CIRD’s process for improving communities follows a holistic approach, assessing the synergistic roles of streets, sidewalks, buildings, public spaces, commercial districts, natural areas, historic and cultural resources, amenities, activities, securities, management, and other factors in and around the site. The process begins with discovering what people in the community need and desire in their public spaces.
Developing locally-driven solutions to these challenges is critical to the long-term vitality of rural communities, and rural design can play a powerful role in this process. Forming collaborative multi-sectoral partnerships that cross county lines and town boundaries as well as governmental agency jurisdictions that include trusted local institutions and public agencies, is one of the key goals of the program.
CIRD helps rural leaders and residents come together to find creative solutions for:
- Multimodal Transportation: Design challenge examples include improving bike/pedestrian access in your community; retrofitting commercial strips to accommodate pedestrians; the development of recreational trails for mobility and economic development; mobility for the elderly and aging in place; context sensitive rural highways and byways; integration of arts/culture/design to improve transportation or pedestrian experience.
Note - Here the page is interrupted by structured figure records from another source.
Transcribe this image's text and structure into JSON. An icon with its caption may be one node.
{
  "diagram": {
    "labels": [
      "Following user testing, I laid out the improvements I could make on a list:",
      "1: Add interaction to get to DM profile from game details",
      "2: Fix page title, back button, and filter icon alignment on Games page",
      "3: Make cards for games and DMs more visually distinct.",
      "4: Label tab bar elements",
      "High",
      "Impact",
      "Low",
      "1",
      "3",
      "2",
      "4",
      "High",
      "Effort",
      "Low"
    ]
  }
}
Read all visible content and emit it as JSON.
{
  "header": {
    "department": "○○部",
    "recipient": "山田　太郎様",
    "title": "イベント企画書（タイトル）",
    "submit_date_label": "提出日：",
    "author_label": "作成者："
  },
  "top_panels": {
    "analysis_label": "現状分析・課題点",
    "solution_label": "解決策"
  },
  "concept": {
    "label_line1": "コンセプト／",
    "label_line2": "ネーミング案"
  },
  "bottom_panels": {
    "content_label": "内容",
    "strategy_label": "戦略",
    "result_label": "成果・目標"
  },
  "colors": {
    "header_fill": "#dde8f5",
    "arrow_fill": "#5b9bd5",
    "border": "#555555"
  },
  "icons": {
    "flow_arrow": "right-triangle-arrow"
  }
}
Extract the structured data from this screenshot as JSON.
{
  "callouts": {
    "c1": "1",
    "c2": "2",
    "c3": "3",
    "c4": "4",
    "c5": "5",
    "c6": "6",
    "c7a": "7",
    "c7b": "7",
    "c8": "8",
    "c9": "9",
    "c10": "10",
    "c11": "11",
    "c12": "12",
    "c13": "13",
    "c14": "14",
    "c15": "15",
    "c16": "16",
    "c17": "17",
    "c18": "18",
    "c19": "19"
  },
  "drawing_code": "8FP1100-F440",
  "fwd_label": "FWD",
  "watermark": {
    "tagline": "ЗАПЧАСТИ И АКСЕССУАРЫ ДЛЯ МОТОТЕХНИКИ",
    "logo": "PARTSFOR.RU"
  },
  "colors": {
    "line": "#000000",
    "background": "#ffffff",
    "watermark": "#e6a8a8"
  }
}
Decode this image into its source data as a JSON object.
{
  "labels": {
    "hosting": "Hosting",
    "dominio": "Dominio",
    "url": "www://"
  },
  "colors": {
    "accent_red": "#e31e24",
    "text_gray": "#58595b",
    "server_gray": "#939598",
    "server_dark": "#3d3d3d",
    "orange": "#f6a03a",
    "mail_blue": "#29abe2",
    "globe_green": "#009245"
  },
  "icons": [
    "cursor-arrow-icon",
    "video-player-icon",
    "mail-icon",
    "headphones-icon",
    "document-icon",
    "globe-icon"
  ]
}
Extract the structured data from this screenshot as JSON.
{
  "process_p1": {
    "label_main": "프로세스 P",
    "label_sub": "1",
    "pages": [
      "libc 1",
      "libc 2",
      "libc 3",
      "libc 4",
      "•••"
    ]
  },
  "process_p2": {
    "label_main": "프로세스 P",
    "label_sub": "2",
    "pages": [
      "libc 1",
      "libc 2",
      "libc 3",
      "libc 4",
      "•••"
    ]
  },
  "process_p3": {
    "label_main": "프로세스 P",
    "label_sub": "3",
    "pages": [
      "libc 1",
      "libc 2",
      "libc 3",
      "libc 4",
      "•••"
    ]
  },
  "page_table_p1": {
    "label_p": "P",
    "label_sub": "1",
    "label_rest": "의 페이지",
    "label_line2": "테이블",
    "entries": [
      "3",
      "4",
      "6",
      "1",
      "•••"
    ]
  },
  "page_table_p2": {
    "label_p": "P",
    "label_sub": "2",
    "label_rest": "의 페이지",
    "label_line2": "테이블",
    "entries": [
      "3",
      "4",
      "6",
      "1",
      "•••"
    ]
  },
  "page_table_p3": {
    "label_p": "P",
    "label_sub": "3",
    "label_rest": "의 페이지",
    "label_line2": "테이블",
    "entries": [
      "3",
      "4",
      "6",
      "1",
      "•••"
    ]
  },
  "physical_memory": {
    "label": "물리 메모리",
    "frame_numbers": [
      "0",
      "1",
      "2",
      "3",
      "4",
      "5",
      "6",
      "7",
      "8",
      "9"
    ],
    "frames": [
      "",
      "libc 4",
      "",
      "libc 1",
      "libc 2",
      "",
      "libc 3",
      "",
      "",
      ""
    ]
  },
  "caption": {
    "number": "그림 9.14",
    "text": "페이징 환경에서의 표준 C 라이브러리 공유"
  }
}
- Healthy Living by Design: Design challenge examples include creating public space that supports play and active recreation; improving access to healthy food and local food eco-systems; enhancing access for walking, biking, and active transportation/recreation; building social cohesion and opportunities for social interaction via creative placemaking.
- Main Streets: Design challenge examples include leveraging Main Street for economic development; redesigning Main Street as a local street versus state highway/thruway; cultivating/enhancing public space on main street via design or creative placemaking; branding and design along Main Street; historic preservation and adaptive reuse of Main Street buildings; maximizing the role that arts and culture can play as an economic driver for local and regional economies.
Amount: This grant provides an opportunity to help up to six communities organize and host a two-and-a-half day community workshop, supported through $10,000 in cash stipends. A $10,000 cash or in-kind match by host communities is required. CIRD will provide a comprehensive package of technical assistance services to support the workshops, including:
- Honoraria, travel and lodging expenses for up to four regional or national Resource Team members
- Advice on development and production of workshop content and instructional materials
- One-on-one assistance and site visits by CIRD staff to support planning the workshop logistics and content
- Conference calls and webinars on relevant rural design topics
- A write up of an action plan and key summary of the workshop event
- Opportunities to connect with a broad network of rural practitioners and resources
Eligibility: CIRD supports rural communities and small towns with a population of 50,000 or less. Community is defined broadly, not just the town center or area within town boundary, but also the surrounding areas that depend on its goods and services and contribute to its economic base, including agricultural lands, scenic and natural landmark and preserves, and an areas used for recreation. State-level entities may support the application, but cannot serve as the primary applicant. Lead applicants may be:
- Municipal, tribal, or county governments
- Local nonprofit organizations, including but not limited to such entities as Main Street organizations, art centers, preservation groups, historical societies, or chambers of commerce
- Regional planning organizations
- University community design centers or university agricultural/extension offices located within 50 miles of the community
Note: An application preparation webinar will be held on January 25, 2018.